Comment by esafak

Comment by esafak 2 days ago

14 replies

Where do the features come from, feature engineering? That's the method that failed the bitter lesson. Why would you use genetic programming when you can do gradient descent?

bob1029 2 days ago

> Where do the features come from, feature engineering? That's the method that failed the bitter lesson.

That would be the whole point of genetic programming. You don't have to do feature engineering at all.

Genetic programming is a more robust interpretation of the bitter lesson than transformer architecture and DNNs. You have less clever tricks you need to apply to get the job done. It is more about unmitigated raw compute than anything out there.

In my experiments, there are absolutely zero transformation, feature engineering, normalization, tokenization, etc. It is literally:

1. Copy input byte sequence to program data region

2. Execute program

3. Copy output byte sequence from program data region

Half of this problem is about how you search for the programs. The other half is about how you measure them. There isn't much other problem to worry about other than how many CPUs you have on hand.

  • esafak 2 days ago

    Where does the genome, genetic representation, you are evolving come from? The same raw features you use in neural networks? Then you optimize using that? If so, why not use gradient descent, which is faster? And this is still a step behind neural networks even apart from the optimization method, because neural networks use composition to learn features. How are you doing that?

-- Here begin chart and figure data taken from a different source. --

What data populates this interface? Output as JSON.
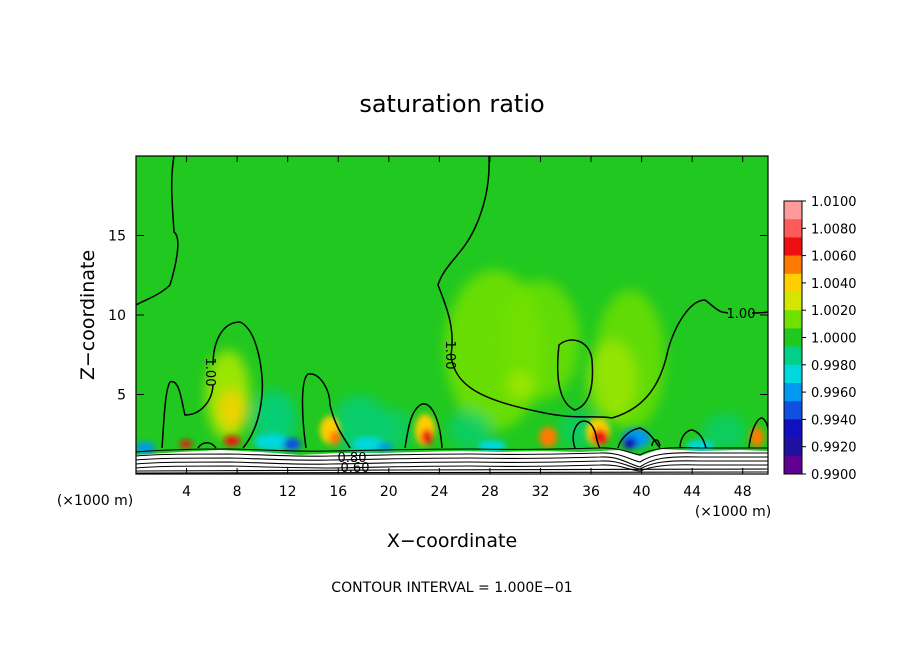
{
  "chart_data": {
    "type": "heatmap",
    "title": "saturation ratio",
    "xlabel": "X−coordinate",
    "ylabel": "Z−coordinate",
    "x_unit_left": "(×1000 m)",
    "x_unit_right": "(×1000 m)",
    "footer": "CONTOUR INTERVAL = 1.000E−01",
    "xlim": [
      0,
      50
    ],
    "ylim": [
      0,
      20
    ],
    "x_ticks": [
      4,
      8,
      12,
      16,
      20,
      24,
      28,
      32,
      36,
      40,
      44,
      48
    ],
    "y_ticks": [
      5,
      10,
      15
    ],
    "colorbar": {
      "labels": [
        "1.0100",
        "1.0080",
        "1.0060",
        "1.0040",
        "1.0020",
        "1.0000",
        "0.9980",
        "0.9960",
        "0.9940",
        "0.9920",
        "0.9900"
      ],
      "colors": [
        "#ff9a9a",
        "#ff5a5a",
        "#ee1010",
        "#ff7a00",
        "#ffce00",
        "#d4e600",
        "#70e000",
        "#20c820",
        "#00d088",
        "#00d8e0",
        "#0098f0",
        "#1050e0",
        "#1010c0",
        "#2010a0",
        "#600090"
      ]
    },
    "contour_labels": [
      "1.00",
      "1.00",
      "1.00",
      "0.80",
      "0.60"
    ]
  }
}
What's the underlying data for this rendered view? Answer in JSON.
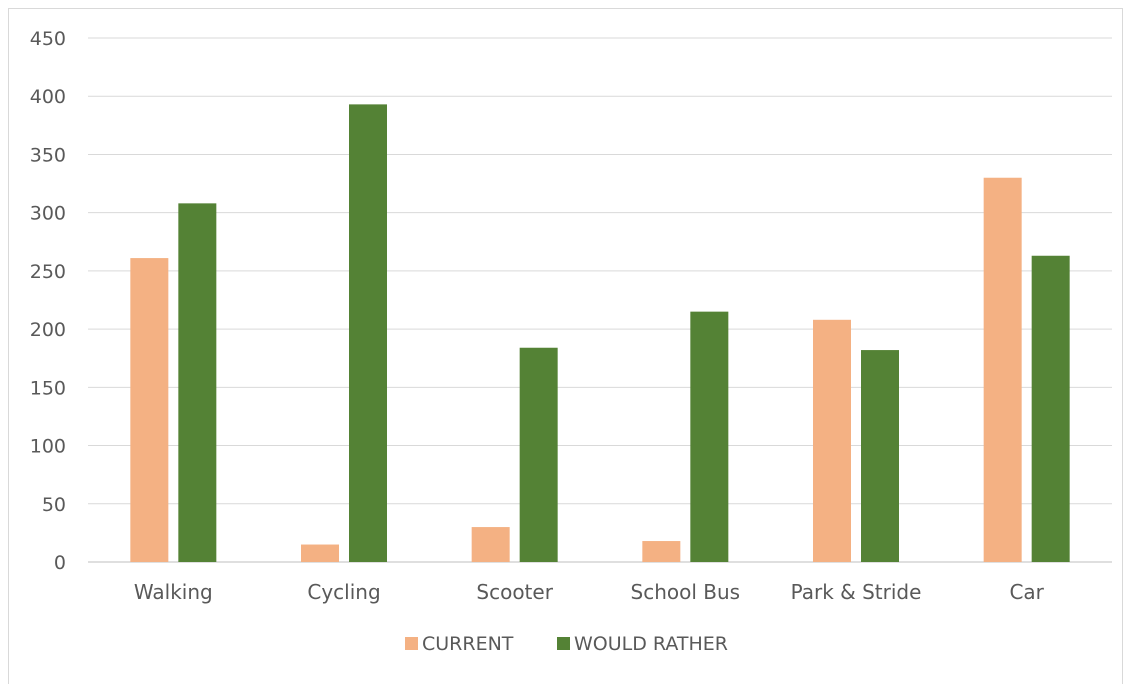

    Do you have any real world examples of your method that are competitive with DL methods?

    • bob1029 2 days ago

      > Where does the genome, genetic representation, you are evolving come from

      The instruction set of the program that is being searched for.

      This is probably the best publicly available summary of the idea I am pursuing:

      https://github.com/kurtjd/brainfuck-evolved

      • esafak 2 days ago

        A program is composed of arbitrarily many instructions of your set. How are you accounting for this; trying every possible program length? And you are considering the simpler case where the search space is discrete, unlike the continuous spaces in most machine learning problems.

        I think you need to think this through some more. You may see there is a reason nobody uses genetic algorithms for real world tasks.

      • dartos 2 days ago

        you're talking about specifically using genetic programming to create new programs as opposed to gradient decend in LLMs to minimize a loss function, right?

        How would you construct a genetic algorithm to produce natural language like LLMs do?

        Forgive me if i'm misunderstanding, but in programming we have "tokens" which are minimal meaningful bits of code.

        For natural languages it's harder. "Words" are not super meaningful on their own, i don't think. (at least not as much as a token) so how would you break down natural language for a genetic algorithm?